Wie würde wohl die "Wiener Zeitung" aussehen, wäre sie ein Film? Einer, bei dem man gedankenverloren durch die Ressorts blättert und sich von wortgewaltigen Geschichte und Schlagzeilen hinfort tragen lässt, hinein ins Leseabenteuer? Einer, bei dem die Schöngeistigkeit dominiert, oder einer, bei dem das Ego der Autoren ganz ungeniert hindurchfunkelt? Wie auch immer, eines wäre dieser "Wiener Zeitung"-Film nicht: Langweilig.

Wes Anderson, ein Querkopf des Kinos, hat mit "The French Dispatch" nun genau eine solche Zeitung verfilmt. Das klingt schräg, und ist es auch. Ein Spektrum an Rubriken, Charakteren, Geschichten und Einblicke hinter die Kulissen eines sehr exaltierten Medienbetriebs ist das geworden, feierlich aus der Taufe gehoben beim Filmfestival von Cannes, denn nur dort ist der richtige Ort für eine Premiere wie diese: Dort ist das Französische an sich zuhause, die Lebensart, das Schwelgen in den Genüssen jedweder französischer Eigenart. Darum geht es nämlich hier: Das Französische zu sezieren, es zu feiern und zu enttarnen gleichermaßen. Und zwar mit einem All-Star-Cast, darunter Bill Murray, Tilda Swinton, Christoph Waltz, Benicio del Toro, Mathieu Amalric, Owen Wilson, Timothée Chalamet oder Léa Seydoux. Gemeinsam dekliniert dieses Ensemble die französische Lebensart durch und packt sie in die Hochglanz-Zeitschrift "The French Dispatch", das sieht sehr chic aus, und wahrscheinlich gab es noch kaum einen Film in der Filmgeschichte, der so detailverliebt und in maßloser Eleganz über sein Thema erzählte. Es ist wie ein Plädoyer für das gedruckte Magazin; der Film erhebt die Publizistik zu einer Kunstform, ist aber zugleich ihr schärfster und satirischster Kritiker.

Der aus Kansas stammende Arthur Howitzer Jr. ist Gründer und Chefredakteur von "The French Dispatch" mit Sitz in Ennui-sur-Blasé. In seinem Testament hat er verfügt, dass die Zeitschrift nach seinem Tod nicht mehr veröffentlicht werden soll. Howitzer ist ein Mann von Prinzipien, und sein ganzes Leben lang hat er versucht, ein talentiertes Team von herausragenden Journalisten zusammenzustellen, aber es gibt Probleme: Seine Mitarbeiter fühlen sich nicht unbedingt den journalistischen Tugenden verpflichtet und haben oft eine ganze eigene Auffassung von politischen Geschehen und der Gesellschaft.

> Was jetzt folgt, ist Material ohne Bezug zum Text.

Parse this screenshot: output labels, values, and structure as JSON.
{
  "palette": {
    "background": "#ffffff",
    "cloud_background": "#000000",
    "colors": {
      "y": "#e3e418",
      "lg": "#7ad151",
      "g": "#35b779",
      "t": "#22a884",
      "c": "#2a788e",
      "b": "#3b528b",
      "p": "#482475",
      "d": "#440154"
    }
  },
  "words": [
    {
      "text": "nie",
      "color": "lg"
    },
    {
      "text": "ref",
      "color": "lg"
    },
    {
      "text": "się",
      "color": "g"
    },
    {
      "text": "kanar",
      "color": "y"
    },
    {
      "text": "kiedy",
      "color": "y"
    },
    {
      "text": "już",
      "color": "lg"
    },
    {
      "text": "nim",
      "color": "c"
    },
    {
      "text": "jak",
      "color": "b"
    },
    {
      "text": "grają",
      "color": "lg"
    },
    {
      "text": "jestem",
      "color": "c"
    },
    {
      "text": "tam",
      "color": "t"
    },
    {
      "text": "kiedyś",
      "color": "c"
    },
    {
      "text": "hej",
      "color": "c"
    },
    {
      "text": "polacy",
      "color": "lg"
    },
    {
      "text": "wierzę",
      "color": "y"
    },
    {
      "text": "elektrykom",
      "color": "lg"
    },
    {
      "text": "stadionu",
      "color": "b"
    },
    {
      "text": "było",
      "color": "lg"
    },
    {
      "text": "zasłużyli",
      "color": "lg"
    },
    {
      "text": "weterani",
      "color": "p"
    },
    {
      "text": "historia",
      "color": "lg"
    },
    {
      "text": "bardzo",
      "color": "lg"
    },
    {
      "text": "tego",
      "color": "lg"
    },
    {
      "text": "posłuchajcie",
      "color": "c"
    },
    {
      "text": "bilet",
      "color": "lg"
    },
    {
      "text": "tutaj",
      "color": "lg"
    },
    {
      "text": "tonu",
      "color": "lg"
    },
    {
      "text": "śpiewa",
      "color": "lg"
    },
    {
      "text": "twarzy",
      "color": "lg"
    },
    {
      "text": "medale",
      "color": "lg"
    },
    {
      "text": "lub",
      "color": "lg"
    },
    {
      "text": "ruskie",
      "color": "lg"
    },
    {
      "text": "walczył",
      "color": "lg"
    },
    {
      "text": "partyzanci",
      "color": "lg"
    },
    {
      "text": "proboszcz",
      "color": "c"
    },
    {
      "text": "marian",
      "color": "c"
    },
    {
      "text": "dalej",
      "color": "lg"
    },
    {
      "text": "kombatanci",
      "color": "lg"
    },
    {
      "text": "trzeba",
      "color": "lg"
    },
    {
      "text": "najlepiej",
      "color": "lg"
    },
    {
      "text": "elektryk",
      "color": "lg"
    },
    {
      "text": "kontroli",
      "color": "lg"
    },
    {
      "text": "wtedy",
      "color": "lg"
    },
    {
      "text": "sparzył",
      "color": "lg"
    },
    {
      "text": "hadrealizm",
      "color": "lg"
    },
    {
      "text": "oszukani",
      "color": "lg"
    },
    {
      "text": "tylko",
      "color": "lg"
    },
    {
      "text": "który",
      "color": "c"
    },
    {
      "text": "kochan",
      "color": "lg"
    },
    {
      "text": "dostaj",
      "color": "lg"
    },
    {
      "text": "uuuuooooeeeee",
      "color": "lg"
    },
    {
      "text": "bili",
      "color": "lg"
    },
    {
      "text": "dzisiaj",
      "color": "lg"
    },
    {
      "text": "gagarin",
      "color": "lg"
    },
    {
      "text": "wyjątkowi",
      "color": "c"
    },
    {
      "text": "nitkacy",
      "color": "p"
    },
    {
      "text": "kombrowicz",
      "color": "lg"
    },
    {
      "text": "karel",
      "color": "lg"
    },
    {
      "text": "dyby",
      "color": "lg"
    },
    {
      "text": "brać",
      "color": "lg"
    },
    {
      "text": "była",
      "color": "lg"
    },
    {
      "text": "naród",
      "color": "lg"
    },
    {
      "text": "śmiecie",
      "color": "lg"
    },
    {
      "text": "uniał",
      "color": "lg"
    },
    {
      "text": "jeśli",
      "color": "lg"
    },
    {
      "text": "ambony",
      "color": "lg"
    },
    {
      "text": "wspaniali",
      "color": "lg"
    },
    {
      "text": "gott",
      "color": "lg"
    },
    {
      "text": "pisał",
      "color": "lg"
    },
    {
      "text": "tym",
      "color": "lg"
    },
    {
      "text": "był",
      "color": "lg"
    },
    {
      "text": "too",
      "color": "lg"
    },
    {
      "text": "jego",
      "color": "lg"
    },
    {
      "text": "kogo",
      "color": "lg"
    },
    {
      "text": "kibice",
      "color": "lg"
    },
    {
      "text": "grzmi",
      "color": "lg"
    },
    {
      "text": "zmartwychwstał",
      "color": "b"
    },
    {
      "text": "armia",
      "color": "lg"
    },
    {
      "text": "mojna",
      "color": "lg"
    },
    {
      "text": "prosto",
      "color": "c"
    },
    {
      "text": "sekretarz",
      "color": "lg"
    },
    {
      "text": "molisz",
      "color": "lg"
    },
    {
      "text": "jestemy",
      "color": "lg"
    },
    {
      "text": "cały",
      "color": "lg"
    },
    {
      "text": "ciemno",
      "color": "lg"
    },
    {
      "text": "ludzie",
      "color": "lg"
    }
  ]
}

Für Howitzer sind es dennoch allesamt Edelfedern, und jedes Kapitel des Films stellt einen anderen Journalisten des "French Dispatch" bei der Arbeit vor.

Ein buntes Sammelsurium an skurrilen Figuren

Die Autoren haben natürlich so ihre Allüren, und die Geschichten, die sie schreiben, entführen mal in den Knast, wo ein bärtiger Mörder (del Toro) als Maler entdeckt wird, dessen moderne Kunst (er malt unkenntliche Akte von Léa Seydoux, die als gestrenge Gefängniswärterin auftritt und sehr oft nackt ist) plötzlich Millionen wert ist. Tilda Swinton gibt eine eitle Kunstrichterin, Owen Wilson den Fremdenführer, Frances McDormand eine linke Reporterin und Timothée Chalamet einen Studenten-Revoluzzer. Es ist ein buntes Sammelsurium an skurrilen Figuren, liebevoll arrangiert und gekonnt gegeneinander kontrastiert.

"The French Dispatch" ist Wes Andersons bisher intensivster, reichster und detailliertester Film-Kosmos, dem man die Leidenschaft dieses immer auch umstrittenen Filmemachers in jedem Filmkader ansieht. Und es ist eine Hommage an die gedruckte Zeitung, etwas, was man in Zeiten wie diesen wohl als einen Film bezeichnen kann, der gegen den Trend geht. Gut so.